Hierzu zählen in erster Linie:

 

- Mittelkonsole mit kurzem Staufach
- Runder Schaltknauf des Automatikgetriebes
- Beige Polster und Verkleidungsteile
- PMD-Frontsitze

 

centerconsole Da diese Ausstattung leider nur bis 1984 verbaut wurde, ist es heutzutage denkbar schwer, an passende Teile zu kommen. Allerdings findet sich das ein oder andere Stück hin und wieder bei Onlineauktionshäusern wie z.B. Ebay.
Bei der Mittelkonsole kann auch zum Vergleichsmodell aus einem Camaro gegriffen werden. Diese ist der Firebirdkonsole, bis auf zusätzliche, seitliche Lüftungsöffnungen sehr ähnlich.
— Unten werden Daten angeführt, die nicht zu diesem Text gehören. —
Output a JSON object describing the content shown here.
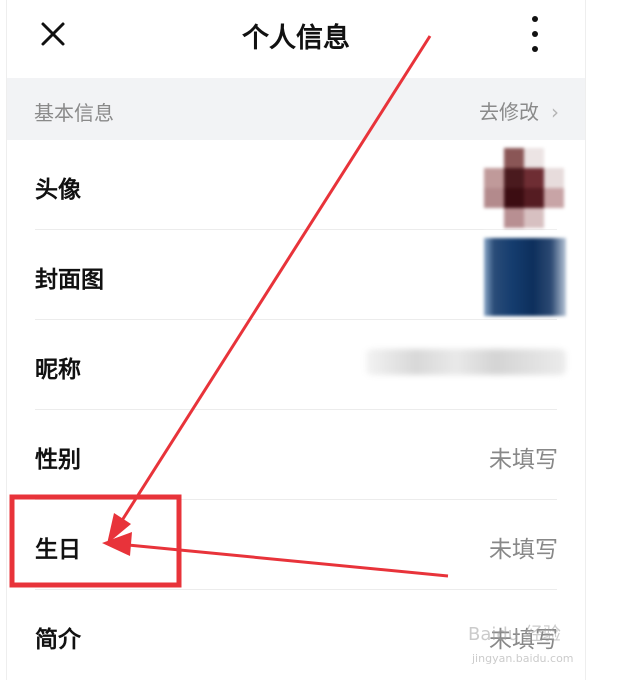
{
  "header": {
    "title": "个人信息",
    "close_icon": "close-icon",
    "more_icon": "more-vertical-icon"
  },
  "section": {
    "title": "基本信息",
    "edit_label": "去修改",
    "chevron": "›"
  },
  "rows": [
    {
      "label": "头像",
      "value": ""
    },
    {
      "label": "封面图",
      "value": ""
    },
    {
      "label": "昵称",
      "value": ""
    },
    {
      "label": "性别",
      "value": "未填写"
    },
    {
      "label": "生日",
      "value": "未填写"
    },
    {
      "label": "简介",
      "value": "未填写"
    }
  ],
  "watermark": {
    "text": "Baidu 经验",
    "sub": "jingyan.baidu.com"
  },
  "colors": {
    "annotation": "#e8333a",
    "section_bg": "#f2f3f5",
    "muted_text": "#888888"
  }
}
Etwas problematisch wird es jedoch im Bereich des Staufachschließers: da dieser minimal größer ist als die Variante im Firebird, kann die Lower Console (KITTs beleuchtetes Schaltpult der Mittelkonsole) nicht passend montiert werden.

 

 

 

KITT-spezifische Anbauteile:

Unter diese Kategorie fällt alles, was auschließlich für den Knight 2000 entworfen wurde:

 

- Frontnose
- Scanner
- Dashboard
- Dashboard Elektronik
- Switchpod
- Gullwing Lenkrad
- Overhead Console
- Lower Console
- Black Taillight Cover

 

Bei den KITT-Teilen muss man zwischen den möglichen Staffeln unterscheiden – beachte hierzu bitte den Menüpunkt „Der Knight 2000“.

 

Unter Produkt-Favoriten findet Ihr eine Übersicht aller von mir empfohlenen Replicateile!

 

Falls Du nicht weißt, was der ein oder andere Begriff bedeutet, wirf einfach einen Blick auf den Bereich "Fachbegriffe".

 

 

Mein wichtigster Rat:

Ein Replica baut man nicht in zwei Tagen und erst recht nicht mit Taschengeld. Wer immer alles möglichst billig haben möchte, sollte lieber gar nicht erst anfangen! Selbstverständlich kann man hier und da mal ein Schnäppchen machen, die Regel ist das aber nicht! Wer Qualität möchte, muss auch den entsprechenden Preis dafür bezahlen- Qualität kostet nunmal Geld, auch wenn manche Hersteller gerne etwas anderes behaupten. Wer nur auf den Preis schaut, wird diese Denkweise früher oder später durch Mehrarbeit oder Neukauf mit viel Lehrgeld bezahlen. Und auch der noch so gut durchdachte Sparkurs ist dahin, wenn die erste außerplanmäßige Reparatur ansteht. 500 Euro sind beim Replicabau keine erwähnenswerte Ausgabe und steht häufiger an als erwartet!
Informiert Euch in den einschlägigen Diskussionsforen über die Qualität der Teile, die Euch interessieren- vielleicht bringen Euch ja auch die Produktvergleiche und -tests auf dieser Internetseite ein Stückchen weiter.